以前と同様に2段がまえです。cppですが、内容は全てCスタイルなのはいつもの事ですので気にしないでください。

#include “SoSharedLibDefs.h”
#include “SoCClient.h”

この2点のヘッダファイルのリンクは忘れてはいけません。

#include <zlib.h>

今回は上のファイルへリンクします。ダイナミックライブラリをリンクしていますので、一行書いとけば良いだけです。ヘッダファイル自身をプロジェクトに追加する必要はありません。

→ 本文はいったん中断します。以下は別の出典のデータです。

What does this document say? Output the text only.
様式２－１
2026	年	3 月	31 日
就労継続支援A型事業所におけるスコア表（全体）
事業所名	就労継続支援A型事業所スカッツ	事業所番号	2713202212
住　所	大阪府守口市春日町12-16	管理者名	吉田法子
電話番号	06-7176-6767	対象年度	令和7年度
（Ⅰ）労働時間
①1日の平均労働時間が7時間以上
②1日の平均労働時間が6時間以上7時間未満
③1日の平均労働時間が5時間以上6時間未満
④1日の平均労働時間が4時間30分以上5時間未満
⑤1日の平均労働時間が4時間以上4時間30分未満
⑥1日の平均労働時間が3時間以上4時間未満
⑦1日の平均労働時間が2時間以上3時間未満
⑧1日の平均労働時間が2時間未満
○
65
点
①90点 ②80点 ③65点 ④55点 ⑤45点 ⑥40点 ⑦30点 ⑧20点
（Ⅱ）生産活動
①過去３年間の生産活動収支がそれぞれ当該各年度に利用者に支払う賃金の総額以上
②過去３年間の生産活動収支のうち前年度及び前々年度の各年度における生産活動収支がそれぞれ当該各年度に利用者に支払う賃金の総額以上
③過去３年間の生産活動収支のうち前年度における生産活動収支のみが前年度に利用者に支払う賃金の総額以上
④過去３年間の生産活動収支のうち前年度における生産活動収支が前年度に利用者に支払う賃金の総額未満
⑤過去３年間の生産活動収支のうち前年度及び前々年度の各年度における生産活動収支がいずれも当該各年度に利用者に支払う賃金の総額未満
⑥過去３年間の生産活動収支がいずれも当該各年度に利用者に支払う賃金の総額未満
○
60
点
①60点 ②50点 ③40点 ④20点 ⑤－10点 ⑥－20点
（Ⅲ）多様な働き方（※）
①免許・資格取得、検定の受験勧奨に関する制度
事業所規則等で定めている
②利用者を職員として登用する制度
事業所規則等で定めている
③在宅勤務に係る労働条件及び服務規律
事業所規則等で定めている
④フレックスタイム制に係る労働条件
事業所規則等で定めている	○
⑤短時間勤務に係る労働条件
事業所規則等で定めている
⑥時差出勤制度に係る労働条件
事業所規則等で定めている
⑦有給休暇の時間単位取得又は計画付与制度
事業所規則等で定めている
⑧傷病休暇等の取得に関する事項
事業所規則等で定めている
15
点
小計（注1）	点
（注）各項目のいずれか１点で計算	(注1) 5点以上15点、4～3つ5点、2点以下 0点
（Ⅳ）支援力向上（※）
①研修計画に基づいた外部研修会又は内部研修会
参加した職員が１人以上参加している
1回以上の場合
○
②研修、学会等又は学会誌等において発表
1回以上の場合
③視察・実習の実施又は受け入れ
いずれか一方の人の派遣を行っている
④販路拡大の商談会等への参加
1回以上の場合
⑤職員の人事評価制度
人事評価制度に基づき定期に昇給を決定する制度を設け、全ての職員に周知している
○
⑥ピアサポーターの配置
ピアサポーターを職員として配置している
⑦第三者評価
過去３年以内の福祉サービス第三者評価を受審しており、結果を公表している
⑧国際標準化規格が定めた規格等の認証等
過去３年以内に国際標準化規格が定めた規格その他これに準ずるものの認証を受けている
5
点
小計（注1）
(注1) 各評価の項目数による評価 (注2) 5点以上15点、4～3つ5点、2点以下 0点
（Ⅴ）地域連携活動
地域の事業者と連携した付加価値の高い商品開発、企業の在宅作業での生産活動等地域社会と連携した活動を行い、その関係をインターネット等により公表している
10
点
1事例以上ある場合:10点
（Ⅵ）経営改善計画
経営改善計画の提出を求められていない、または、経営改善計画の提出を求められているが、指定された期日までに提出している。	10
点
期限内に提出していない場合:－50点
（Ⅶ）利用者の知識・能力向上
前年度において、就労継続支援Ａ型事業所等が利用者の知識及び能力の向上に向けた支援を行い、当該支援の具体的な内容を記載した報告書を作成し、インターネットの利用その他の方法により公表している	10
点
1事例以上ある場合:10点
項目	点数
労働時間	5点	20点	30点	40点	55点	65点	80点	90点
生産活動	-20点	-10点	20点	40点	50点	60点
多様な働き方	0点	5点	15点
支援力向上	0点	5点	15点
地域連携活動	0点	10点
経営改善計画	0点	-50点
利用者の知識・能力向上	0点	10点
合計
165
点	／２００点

続くルーチンはzlibのお手本通りの構成ですのでzlibホームページを確認してください。
直接ExtendScriptからアクセスする「comp_def」は以前のbase64の時の構成とほぼ一緒です。今回も特にreturnするものはありません。ファイルからデータを読み込み、ファイルへと書き出していますので。
base64の時はファイルストリーム上で処理していましたが、今回はバッファ上で処理しています。バッファの容量はCHUNKを調節してください。大きなデータを扱う必要が無ければこれぐらいで十分です(十分すぎます)。

一方、ExtendScript側はというと、

var libPath = “/deflate.framework”;
var libdef = new ExternalObject(“lib:” + libPath);
libdef.comp_def(“cvtfile.txt”);
libdef.unload();

今回も出来上がったフレームワークは起動ディスクの第一階層に置いておくとして、上記の様になります。
フレームワークのパスを指定して、圧縮かけたいファイルを引数にファンクションを呼び出して、フレームワークをアンロードするという具合です。ちなみに圧縮されたデータは「tmp_file.txt」です。このファイルにヘッダとかフッタをつけて体裁を整えてあげればzipファイルと同じものになります。圧縮率は当然zip処理した時と同じです。バイナリエディタで覗けばデータ自体は同じ状態になっています。

bin_comp.png

一応、バイナリエディタで覗いてみます。左がzipファイル。右側がフレームワークが生成したファイルです。zipファイルよりも容量が小さくなっているのはヘッダ+フッタの分だと思われます。
最後に、Xcodeのプロジェクトも置いておきます。versionは3.2.2、GCC4.2.2ですがGCC4.0でもコンパイルは通ると思います。